Here we are demonstrating a new functionality within Intake, which can parse and make use of information stored in the filenames of a given dataset. This notebook demonstrates the functionality from the point of view of the catalog-author/data-engineer: you can create a catalog entry for a data source that allows users to get all the data they need in one or two lines. Link to the blog post.
import intake
First we'll open the catalog and take a look at the data sources defined within:
cat = intake.Catalog('catalog.yml')
list(cat)
For this example we will be using southern_rockies
. We can learn more about the data source by reading the description
.
southern_rockies = cat.southern_rockies()
print(southern_rockies.description)
We can also inspect the pattern
property of the data source:
southern_rockies.pattern
We will use the read
method to load the data into memory, as a pandas.dataframe
, in one shot.
df = southern_rockies.read()
df.sample(5)
The values for emissions
and model
are parsed from the filenames and added to the data. By inspecting more closely we can see that these new columns have categorical datatypes:
df.dtypes
This is a highly efficient representation of the data and takes up minimal memory. It is also more performant for select and groupby operations.
Intake provides a plotting API which uses hvplot
to declare plots in the catalog itself. Hvplot allows you to easily create interactive plots that are actually holoviews
objects making it an incredibly powerful tool for rapid data visualization. This API can be used to set default values for a particular data source and to declare specific plots.
import hvplot.intake
intake.output_notebook()
In this case specify some defaults to make it easy to produce plots quickly. You'll find these lines in the catalog file:
metadata:
plot:
x: time
y: precip
southern_rockies.plot(groupby='emissions', by='model')
In addition to declaring defaults, the catalog author can specify complete plots:
metadata:
plots:
model_emissions_grid:
col: model
row: emissions
width: 300
height: 200
southern_rockies.plot.model_emissions_grid()
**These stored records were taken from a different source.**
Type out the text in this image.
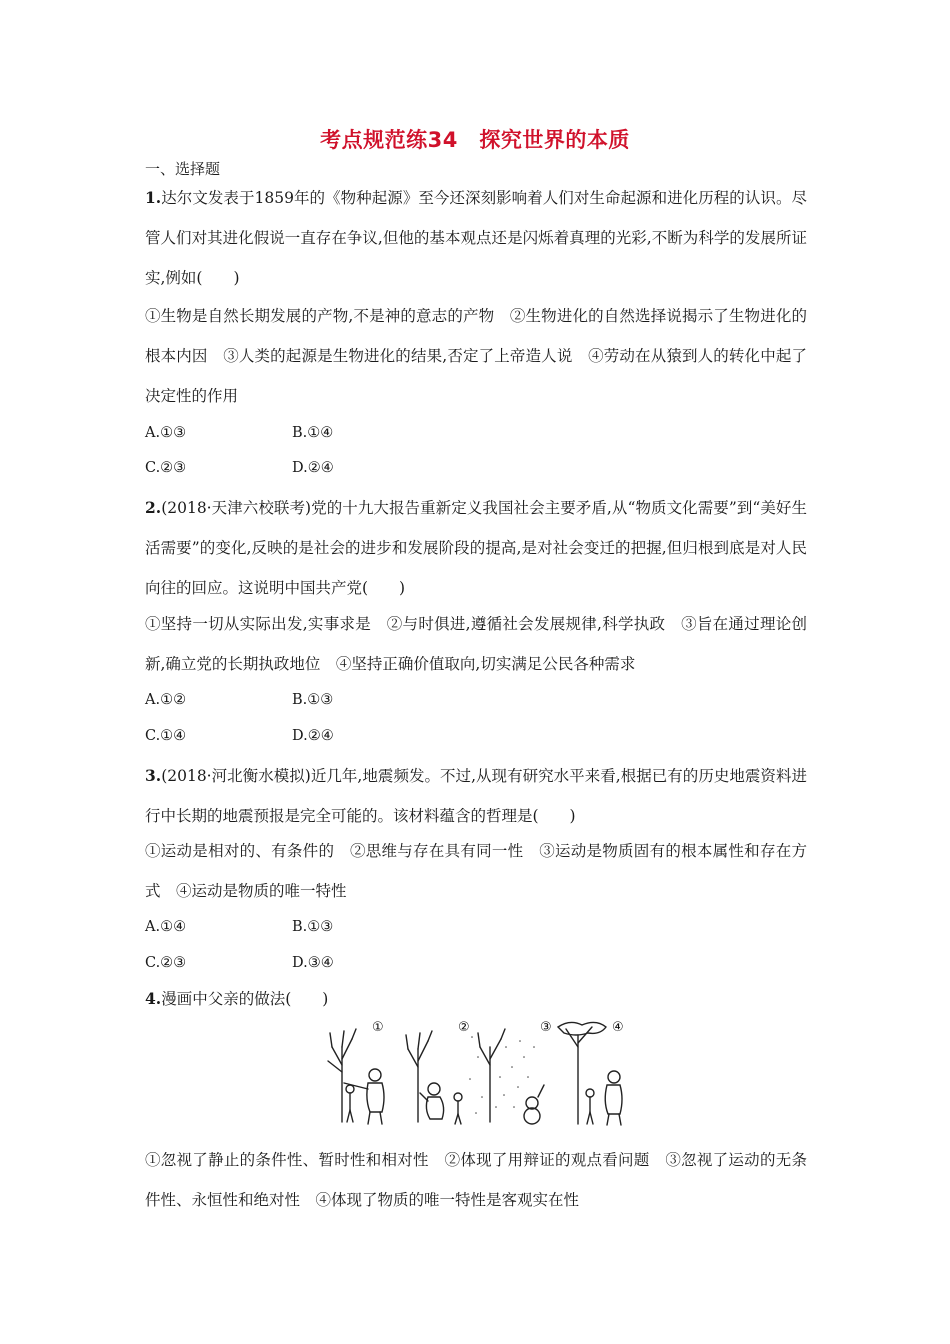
考点规范练34　探究世界的本质
一、选择题
1.达尔文发表于1859年的《物种起源》至今还深刻影响着人们对生命起源和进化历程的认识。尽管人们对其进化假说一直存在争议,但他的基本观点还是闪烁着真理的光彩,不断为科学的发展所证实,例如(　　)
①生物是自然长期发展的产物,不是神的意志的产物　②生物进化的自然选择说揭示了生物进化的根本内因　③人类的起源是生物进化的结果,否定了上帝造人说　④劳动在从猿到人的转化中起了决定性的作用
A.①③	B.①④
C.②③	D.②④
2.(2018·天津六校联考)党的十九大报告重新定义我国社会主要矛盾,从“物质文化需要”到“美好生活需要”的变化,反映的是社会的进步和发展阶段的提高,是对社会变迁的把握,但归根到底是对人民向往的回应。这说明中国共产党(　　)
①坚持一切从实际出发,实事求是　②与时俱进,遵循社会发展规律,科学执政　③旨在通过理论创新,确立党的长期执政地位　④坚持正确价值取向,切实满足公民各种需求
A.①②	B.①③
C.①④	D.②④
3.(2018·河北衡水模拟)近几年,地震频发。不过,从现有研究水平来看,根据已有的历史地震资料进行中长期的地震预报是完全可能的。该材料蕴含的哲理是(　　)
①运动是相对的、有条件的　②思维与存在具有同一性　③运动是物质固有的根本属性和存在方式　④运动是物质的唯一特性
A.①④	B.①③
C.②③	D.③④
4.漫画中父亲的做法(　　)
①	②	③	④
①忽视了静止的条件性、暂时性和相对性　②体现了用辩证的观点看问题　③忽视了运动的无条件性、永恒性和绝对性　④体现了物质的唯一特性是客观实在性
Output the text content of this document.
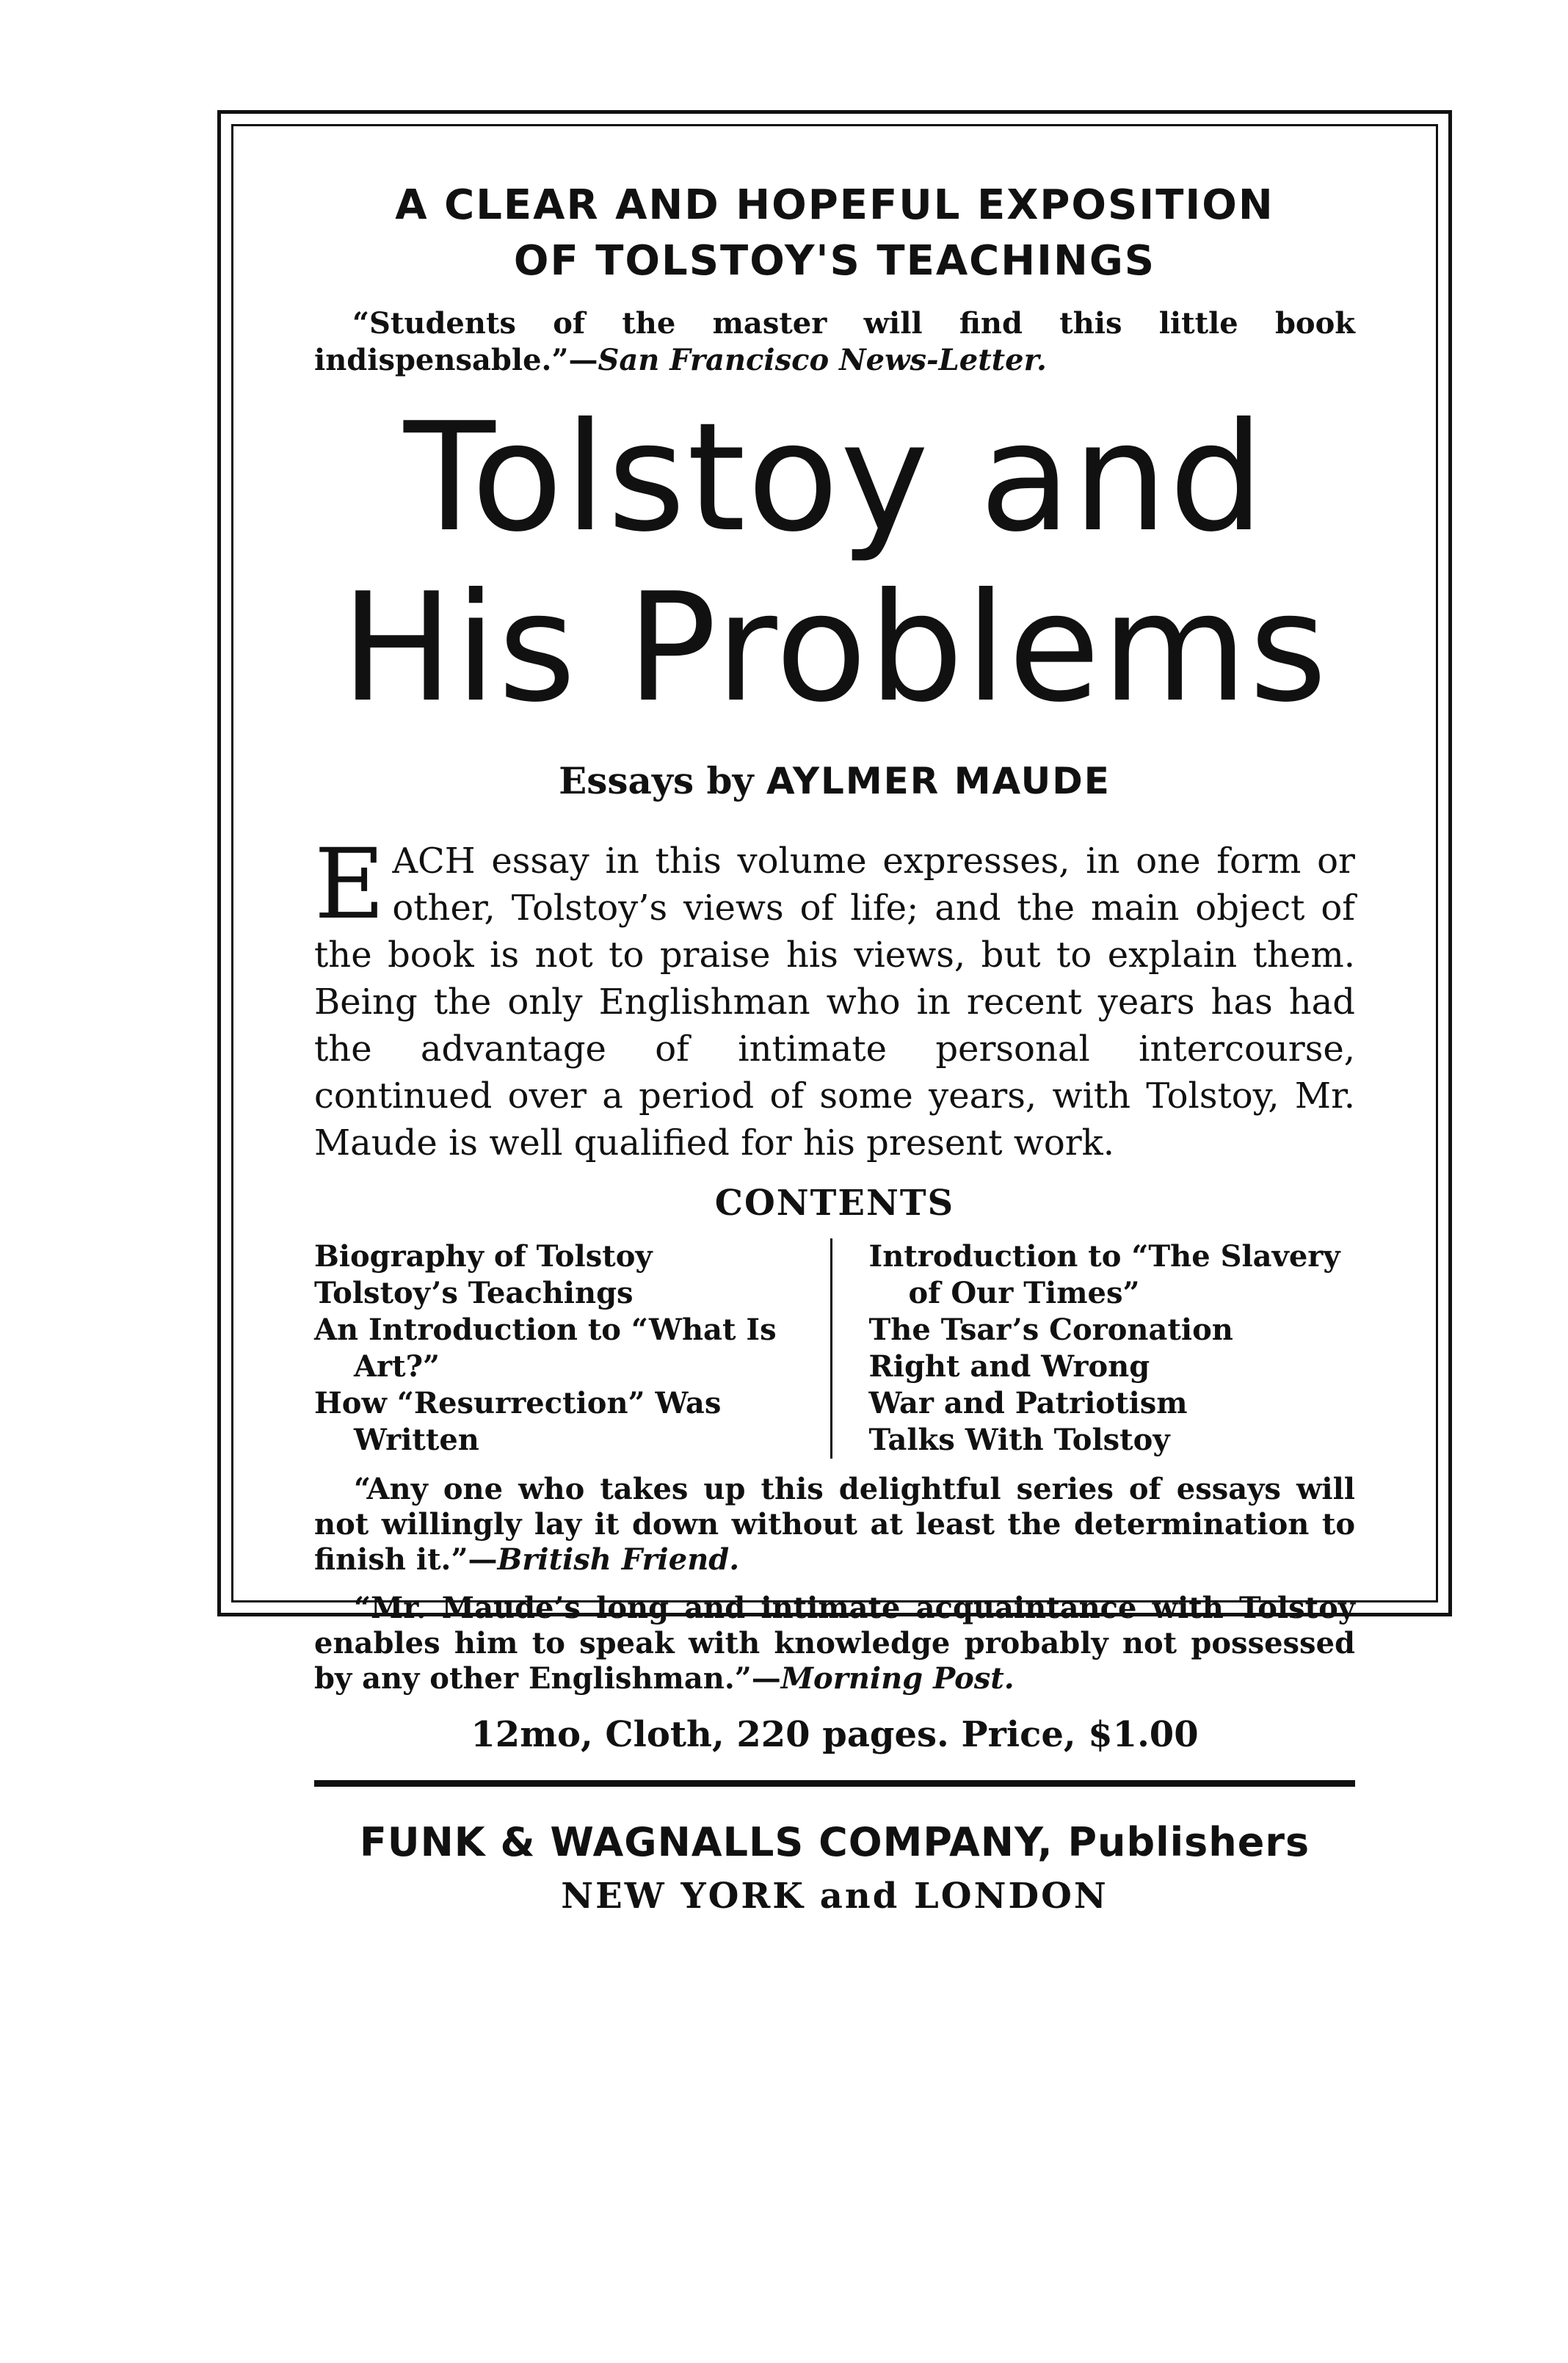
A CLEAR AND HOPEFUL EXPOSITION
OF TOLSTOY'S TEACHINGS
“Students of the master will find this little book indispensable.”—San Francisco News-Letter.
Tolstoy and
His Problems
Essays by AYLMER MAUDE
EACH essay in this volume expresses, in one form or other, Tolstoy’s views of life; and the main object of the book is not to praise his views, but to explain them. Being the only Englishman who in recent years has had the advantage of intimate personal intercourse, continued over a period of some years, with Tolstoy, Mr. Maude is well qualified for his present work.
CONTENTS
Biography of Tolstoy
Tolstoy’s Teachings
An Introduction to “What Is Art?”
How “Resurrection” Was Written
Introduction to “The Slavery of Our Times”
The Tsar’s Coronation
Right and Wrong
War and Patriotism
Talks With Tolstoy
“Any one who takes up this delightful series of essays will not willingly lay it down without at least the determination to finish it.”—British Friend.
“Mr. Maude’s long and intimate acquaintance with Tolstoy enables him to speak with knowledge probably not possessed by any other Englishman.”—Morning Post.
12mo, Cloth, 220 pages. Price, $1.00
FUNK & WAGNALLS COMPANY, Publishers
NEW YORK and LONDON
Note that these plots are one-liners. Providing default plots for users is a great way to give them a quick sense of the data, and the interactivity makes it straightforward to zoom into the area of interest and derive real meaning. We can use the pandas.dataframe
directly to do computations and make more visualizations.
import hvplot.pandas
unit = southern_rockies.metadata['fields']['precip']['unit']
thresh = 3
years = 20
label = f'Months per {years} years with precip ({unit}) greater than {thresh}'
(df[df['precip'] > thresh]
.groupby('emissions').resample(f'{years}y', on='time').sum()
.rename(columns={'precip': 'count'})
.hvplot.bar(by='emissions', x='time')
.relabel(label))
When you are starting to build a catalog it is sometimes helpful to use intake.open_csv
to figure out the best way to load your data.
paths = ['./data/SRLCC_b1_Precip_ECHAM5-MPI.csv', './data/SRLCC_b1_Precip_MIROC3.2(medres).csv']
southern_rockies_list = intake.open_csv(urlpath=paths,
path_as_pattern='SRLCC_{emissions}_Precip_{model}.csv',
csv_kwargs=dict(
skiprows=3,
names=['time', 'precip'],
parse_dates=['time']))
df = southern_rockies_list.read()
df.sample(5)
In this case since we are using inline loading rather than the catalog, we need declare ever feature of out plot inline.
southern_rockies_list.hvplot(x='time', y='precip', col='model', row='emissions', width=300, height=200)
Once you are ready to save your catalog, use .yaml
to generate an approximate version.
print(southern_rockies_list.yaml())
Once you have a catalog, you have a single reference of truth for the data source, no need for copy/paste, and the end-user can get on with their work. You can find an example from the data user's perspective in the landsat example.